18 for I know that there's nothing good in me as far as my sinful human nature is concerned. Even though I want to do good, I'm just not able to do it.
Want ik weet, dat in mij, dat is, in mijn vlees, geen goed woont; want het willen is wel bij mij, maar het goede te doen, dat vind ik niet.
19 The good I want to do, I don't do; while the evil I don't want to do, that's what I end up doing!
Want het goede dat ik wil, doe ik niet, maar het kwade, dat ik niet wil, dat doe ik.
20 However, if I'm doing what I don't want to, then it's no longer me doing it, but sin living in me.
Indien ik hetgene doe, dat ik niet wil, zo doe ik nu hetzelve niet meer, maar de zonde, die in mij woont.
21 This is the principle I've discovered: if I want to do what's good, evil is always there too.
Zo vind ik dan deze wet in mij; als ik het goede wil doen, dat het kwade mij bijligt.
22 My inner self is delighted with God's law,
Want ik heb een vermaak in de wet Gods, naar den inwendigen mens;
23 but I see a different law at work within me that is at war with the law my mind has decided to follow, making me a prisoner of the law of sin that is within me.
Maar ik zie een andere wet in mijn leden, welke strijdt tegen de wet mijns gemoeds, en mij gevangen neemt onder de wet der zonde, die in mijn leden is.
24 I'm totally miserable!
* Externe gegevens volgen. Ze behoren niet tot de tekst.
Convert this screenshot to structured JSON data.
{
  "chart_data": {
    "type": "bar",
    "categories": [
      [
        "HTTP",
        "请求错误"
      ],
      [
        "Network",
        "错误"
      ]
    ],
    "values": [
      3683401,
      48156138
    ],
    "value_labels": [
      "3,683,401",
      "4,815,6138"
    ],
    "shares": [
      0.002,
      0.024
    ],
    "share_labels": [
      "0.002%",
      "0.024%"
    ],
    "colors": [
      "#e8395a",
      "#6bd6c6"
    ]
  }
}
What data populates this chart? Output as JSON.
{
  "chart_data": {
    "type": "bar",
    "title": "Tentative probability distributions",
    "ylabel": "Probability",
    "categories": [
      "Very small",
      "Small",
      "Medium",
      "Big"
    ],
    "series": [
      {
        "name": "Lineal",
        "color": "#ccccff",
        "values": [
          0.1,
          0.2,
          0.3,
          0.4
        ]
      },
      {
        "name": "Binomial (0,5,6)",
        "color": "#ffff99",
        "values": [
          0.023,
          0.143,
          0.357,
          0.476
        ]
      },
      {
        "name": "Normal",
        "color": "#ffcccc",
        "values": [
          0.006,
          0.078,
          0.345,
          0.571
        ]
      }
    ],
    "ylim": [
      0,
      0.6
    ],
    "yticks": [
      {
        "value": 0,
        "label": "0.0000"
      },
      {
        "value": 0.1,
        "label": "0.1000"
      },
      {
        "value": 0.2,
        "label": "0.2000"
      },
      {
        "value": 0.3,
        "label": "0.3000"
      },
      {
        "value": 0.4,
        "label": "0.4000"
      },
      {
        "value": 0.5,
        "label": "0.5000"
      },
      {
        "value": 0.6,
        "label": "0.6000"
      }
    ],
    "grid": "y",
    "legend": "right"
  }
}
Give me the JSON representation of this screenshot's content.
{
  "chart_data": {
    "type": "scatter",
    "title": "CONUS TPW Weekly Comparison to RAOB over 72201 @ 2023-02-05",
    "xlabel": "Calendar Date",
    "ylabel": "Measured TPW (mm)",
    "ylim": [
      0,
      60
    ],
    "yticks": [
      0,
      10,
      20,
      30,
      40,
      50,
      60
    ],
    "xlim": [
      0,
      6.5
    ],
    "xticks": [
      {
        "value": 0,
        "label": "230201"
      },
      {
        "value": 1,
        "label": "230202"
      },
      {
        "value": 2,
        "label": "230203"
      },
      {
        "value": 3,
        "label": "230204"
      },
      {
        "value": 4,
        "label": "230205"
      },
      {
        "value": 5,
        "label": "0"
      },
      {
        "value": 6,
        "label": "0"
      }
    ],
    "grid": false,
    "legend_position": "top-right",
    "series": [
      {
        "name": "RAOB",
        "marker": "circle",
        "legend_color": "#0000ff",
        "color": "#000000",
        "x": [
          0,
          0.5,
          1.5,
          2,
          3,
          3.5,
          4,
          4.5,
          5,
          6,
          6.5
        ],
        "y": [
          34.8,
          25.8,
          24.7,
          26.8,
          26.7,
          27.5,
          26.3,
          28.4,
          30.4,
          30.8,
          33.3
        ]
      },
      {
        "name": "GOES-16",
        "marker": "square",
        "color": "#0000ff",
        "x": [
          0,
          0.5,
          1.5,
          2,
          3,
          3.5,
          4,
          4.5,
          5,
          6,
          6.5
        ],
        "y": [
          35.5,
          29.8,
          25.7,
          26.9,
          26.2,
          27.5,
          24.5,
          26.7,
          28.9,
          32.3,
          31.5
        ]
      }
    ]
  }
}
Who will rescue me from this body that's causing my death? Thank God—for he does this through Jesus Christ our Lord!
Ik ellendig mens, wie zal mij verlossen uit het lichaam dezes doods?
25 Here's the situation: while I myself choose with my mind to obey God's law, my human nature obeys the law of sin.
Ik dank God, door Jezus Christus, onzen Heere. Zo dan, ik zelf dien wel met het gemoed de wet Gods, maar met het vlees de wet der zonde.